I wonder to what extent. Self-love/self-acceptance alleviates it completely.
Accepting and loving the fact that I'm female through-and-through made a huge difference in my happiness, absolutely! It's just that it's made me even
happier that everyone else recognizes that I'm female, too.

So no, self-acceptance did not completely alleviate
my dysphoria. That was only the beginning. And even that depended on finally realizing who I actually am, something each of us can only determine for ourselves.
It really depends on what actually triggers dysphoria in the first place. Not everyone reports the same experience. Some transitioners get dysphoric only with respect to certain aspects of their bodies, others get dysphoria with respect to their social identity, and many face it on all fronts. I don't think we get to choose. Just like we don't really get to choose our inner truth; rather, it is something for each of us to discover.

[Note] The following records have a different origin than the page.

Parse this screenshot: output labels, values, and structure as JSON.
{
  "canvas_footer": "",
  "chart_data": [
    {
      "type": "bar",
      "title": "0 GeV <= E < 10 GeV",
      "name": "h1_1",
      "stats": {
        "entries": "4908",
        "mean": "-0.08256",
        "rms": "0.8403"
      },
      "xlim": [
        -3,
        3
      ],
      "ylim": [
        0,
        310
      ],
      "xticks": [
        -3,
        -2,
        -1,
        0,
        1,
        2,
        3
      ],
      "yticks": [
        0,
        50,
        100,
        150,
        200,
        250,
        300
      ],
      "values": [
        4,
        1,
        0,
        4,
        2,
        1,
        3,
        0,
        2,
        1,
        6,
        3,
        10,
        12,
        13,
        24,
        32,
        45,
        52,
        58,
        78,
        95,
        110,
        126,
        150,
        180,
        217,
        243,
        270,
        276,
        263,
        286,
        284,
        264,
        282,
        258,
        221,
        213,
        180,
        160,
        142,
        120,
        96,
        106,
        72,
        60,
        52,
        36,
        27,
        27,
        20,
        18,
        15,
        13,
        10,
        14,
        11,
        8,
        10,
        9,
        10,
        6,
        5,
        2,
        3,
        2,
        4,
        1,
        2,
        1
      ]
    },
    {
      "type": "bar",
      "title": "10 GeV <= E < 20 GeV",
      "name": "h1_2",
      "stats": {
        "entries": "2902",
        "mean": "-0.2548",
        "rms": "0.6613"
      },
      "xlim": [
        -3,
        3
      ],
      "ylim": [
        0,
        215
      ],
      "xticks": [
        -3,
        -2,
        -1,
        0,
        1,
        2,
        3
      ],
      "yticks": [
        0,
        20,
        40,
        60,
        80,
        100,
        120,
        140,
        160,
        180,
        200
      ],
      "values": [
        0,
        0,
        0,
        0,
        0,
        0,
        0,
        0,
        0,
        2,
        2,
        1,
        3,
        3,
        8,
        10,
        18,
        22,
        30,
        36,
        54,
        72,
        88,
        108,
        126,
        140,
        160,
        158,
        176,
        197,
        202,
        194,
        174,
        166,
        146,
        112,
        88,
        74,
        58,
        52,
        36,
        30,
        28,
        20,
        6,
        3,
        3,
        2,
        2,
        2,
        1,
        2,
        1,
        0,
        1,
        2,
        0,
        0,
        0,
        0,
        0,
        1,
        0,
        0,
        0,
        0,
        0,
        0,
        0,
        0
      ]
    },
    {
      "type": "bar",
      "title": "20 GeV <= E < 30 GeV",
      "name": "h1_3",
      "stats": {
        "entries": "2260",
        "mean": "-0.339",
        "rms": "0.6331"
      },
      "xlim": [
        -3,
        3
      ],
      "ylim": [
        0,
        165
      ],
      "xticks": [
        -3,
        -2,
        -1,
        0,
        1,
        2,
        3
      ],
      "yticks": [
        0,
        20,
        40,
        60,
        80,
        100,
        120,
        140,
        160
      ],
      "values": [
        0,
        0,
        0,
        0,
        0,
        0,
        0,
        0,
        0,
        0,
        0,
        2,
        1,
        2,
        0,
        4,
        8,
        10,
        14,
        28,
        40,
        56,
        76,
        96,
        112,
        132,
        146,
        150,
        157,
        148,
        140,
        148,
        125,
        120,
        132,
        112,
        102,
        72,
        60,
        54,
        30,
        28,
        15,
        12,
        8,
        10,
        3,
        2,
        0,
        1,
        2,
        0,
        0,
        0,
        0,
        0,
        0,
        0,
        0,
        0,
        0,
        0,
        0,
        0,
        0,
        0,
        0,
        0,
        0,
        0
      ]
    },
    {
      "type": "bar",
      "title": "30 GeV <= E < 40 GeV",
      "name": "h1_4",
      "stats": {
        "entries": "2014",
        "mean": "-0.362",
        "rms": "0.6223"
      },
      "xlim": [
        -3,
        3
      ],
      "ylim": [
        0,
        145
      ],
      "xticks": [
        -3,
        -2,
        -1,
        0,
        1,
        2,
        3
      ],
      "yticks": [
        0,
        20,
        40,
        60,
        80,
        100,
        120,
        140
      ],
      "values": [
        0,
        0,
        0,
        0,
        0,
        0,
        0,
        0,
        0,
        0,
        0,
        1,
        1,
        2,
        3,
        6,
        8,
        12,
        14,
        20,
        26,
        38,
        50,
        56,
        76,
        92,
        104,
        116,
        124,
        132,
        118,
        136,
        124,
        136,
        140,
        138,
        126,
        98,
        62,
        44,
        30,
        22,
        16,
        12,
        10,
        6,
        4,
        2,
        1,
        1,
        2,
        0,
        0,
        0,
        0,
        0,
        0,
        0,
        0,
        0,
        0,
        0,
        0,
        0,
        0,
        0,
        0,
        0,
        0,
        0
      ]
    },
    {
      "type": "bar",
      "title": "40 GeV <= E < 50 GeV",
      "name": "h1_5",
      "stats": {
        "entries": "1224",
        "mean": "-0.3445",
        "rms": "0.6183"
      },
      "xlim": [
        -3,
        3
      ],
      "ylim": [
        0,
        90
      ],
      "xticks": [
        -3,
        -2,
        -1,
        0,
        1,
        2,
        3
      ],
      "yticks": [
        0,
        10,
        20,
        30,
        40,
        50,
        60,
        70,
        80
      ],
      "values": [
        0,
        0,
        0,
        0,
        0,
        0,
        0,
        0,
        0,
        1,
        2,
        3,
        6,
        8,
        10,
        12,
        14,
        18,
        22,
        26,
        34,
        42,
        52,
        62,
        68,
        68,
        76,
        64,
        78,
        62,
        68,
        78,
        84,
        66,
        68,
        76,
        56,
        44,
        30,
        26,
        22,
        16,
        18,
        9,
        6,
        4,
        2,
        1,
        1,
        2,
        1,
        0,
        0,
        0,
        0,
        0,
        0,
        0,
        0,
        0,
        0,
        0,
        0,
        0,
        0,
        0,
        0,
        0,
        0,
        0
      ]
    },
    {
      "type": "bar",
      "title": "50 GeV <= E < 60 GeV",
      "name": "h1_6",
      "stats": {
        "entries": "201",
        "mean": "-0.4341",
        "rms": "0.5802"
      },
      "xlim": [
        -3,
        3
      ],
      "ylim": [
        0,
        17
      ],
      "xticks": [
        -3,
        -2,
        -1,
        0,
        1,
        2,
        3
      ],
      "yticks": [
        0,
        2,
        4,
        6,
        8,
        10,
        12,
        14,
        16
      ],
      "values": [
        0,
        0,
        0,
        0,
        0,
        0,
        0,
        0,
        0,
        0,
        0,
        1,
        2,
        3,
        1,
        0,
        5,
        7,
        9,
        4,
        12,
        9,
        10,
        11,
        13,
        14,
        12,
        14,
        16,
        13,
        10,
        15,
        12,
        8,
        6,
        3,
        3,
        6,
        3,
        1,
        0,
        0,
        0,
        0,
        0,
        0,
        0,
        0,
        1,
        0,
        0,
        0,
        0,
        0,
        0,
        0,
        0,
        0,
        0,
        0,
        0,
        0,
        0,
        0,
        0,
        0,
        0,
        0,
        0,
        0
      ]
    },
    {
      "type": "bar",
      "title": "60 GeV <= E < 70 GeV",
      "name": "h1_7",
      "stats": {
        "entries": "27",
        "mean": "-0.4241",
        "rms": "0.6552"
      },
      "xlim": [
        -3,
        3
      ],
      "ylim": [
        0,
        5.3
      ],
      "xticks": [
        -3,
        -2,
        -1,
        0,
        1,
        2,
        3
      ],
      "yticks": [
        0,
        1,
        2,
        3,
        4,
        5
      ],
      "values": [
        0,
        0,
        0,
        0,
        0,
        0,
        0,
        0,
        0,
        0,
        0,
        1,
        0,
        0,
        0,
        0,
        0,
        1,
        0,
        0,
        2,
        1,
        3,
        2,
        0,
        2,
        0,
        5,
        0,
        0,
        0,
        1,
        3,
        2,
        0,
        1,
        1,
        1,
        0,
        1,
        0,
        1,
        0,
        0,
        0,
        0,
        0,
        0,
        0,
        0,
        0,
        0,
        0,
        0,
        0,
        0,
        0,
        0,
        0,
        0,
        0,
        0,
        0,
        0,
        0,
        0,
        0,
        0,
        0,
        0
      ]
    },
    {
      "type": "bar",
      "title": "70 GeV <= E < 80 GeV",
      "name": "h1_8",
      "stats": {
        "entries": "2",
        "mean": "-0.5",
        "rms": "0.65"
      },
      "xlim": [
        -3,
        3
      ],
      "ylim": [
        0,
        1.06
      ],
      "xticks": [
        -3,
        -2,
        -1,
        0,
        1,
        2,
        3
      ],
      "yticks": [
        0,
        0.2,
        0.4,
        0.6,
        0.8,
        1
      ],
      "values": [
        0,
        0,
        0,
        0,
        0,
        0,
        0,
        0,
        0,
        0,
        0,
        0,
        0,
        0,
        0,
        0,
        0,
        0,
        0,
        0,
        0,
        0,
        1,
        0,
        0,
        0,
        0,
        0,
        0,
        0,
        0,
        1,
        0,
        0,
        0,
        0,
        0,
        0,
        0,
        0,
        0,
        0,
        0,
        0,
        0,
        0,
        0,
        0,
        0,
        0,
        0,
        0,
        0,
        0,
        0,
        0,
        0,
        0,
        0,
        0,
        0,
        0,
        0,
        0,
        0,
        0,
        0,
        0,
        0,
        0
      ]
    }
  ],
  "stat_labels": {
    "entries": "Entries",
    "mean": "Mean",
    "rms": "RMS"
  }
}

The thing is, emotional responses happen subconsciously. And we don't have direct access to our subconscious processes. We can't just change our emotions by will alone; we can only address how to deal with emotions as they surface, and even then there's a lot of stuff the body will do automatically, before one is even consciously aware of the emotion.
How to proceed, then, depends on self-conception and lived experience, including feedback from our subconscious processes. And that's always going to differ from person to person. Each of us can only really know what "works" through trial and error, not to mention a lot of self-reflection. I know women who rue their public transitions, and those who rued non-disclosure; I know people happy on both paths; I know people who changed their minds about this, in both directions. I suspect one's emotional response to various kinds of gendering depends on one's self-conception as well as one's sensitivity to other people, none of which we actually control.
What we can control, to some extent, is whether we put ourselves in whatever position it takes to maximize our happiness.
Mind you, early on in transition the ritual of coming out was crucial to my happiness. This had the effect of changing how people related to me, specifically with regard to the gendering (including a whole slew of social expectations) I'd receive. It was
effective, because at the time my embodiment wasn't particularly good at eliciting female gendering, hence why I'd been misgendered all my life. Eventually, though, I got to the point where my embodiment was so good at eliciting female gendering that I soon learned that the "acceptance" of "indulged" gendering that I'd previously requested wasn't the same.
The truth is that I'm not an island. I respond, automatically and subconsciously, to other people. I'm happiest when my inner truth is reflected by everyone else. I'm lucky that I could actually come to know this, first hand.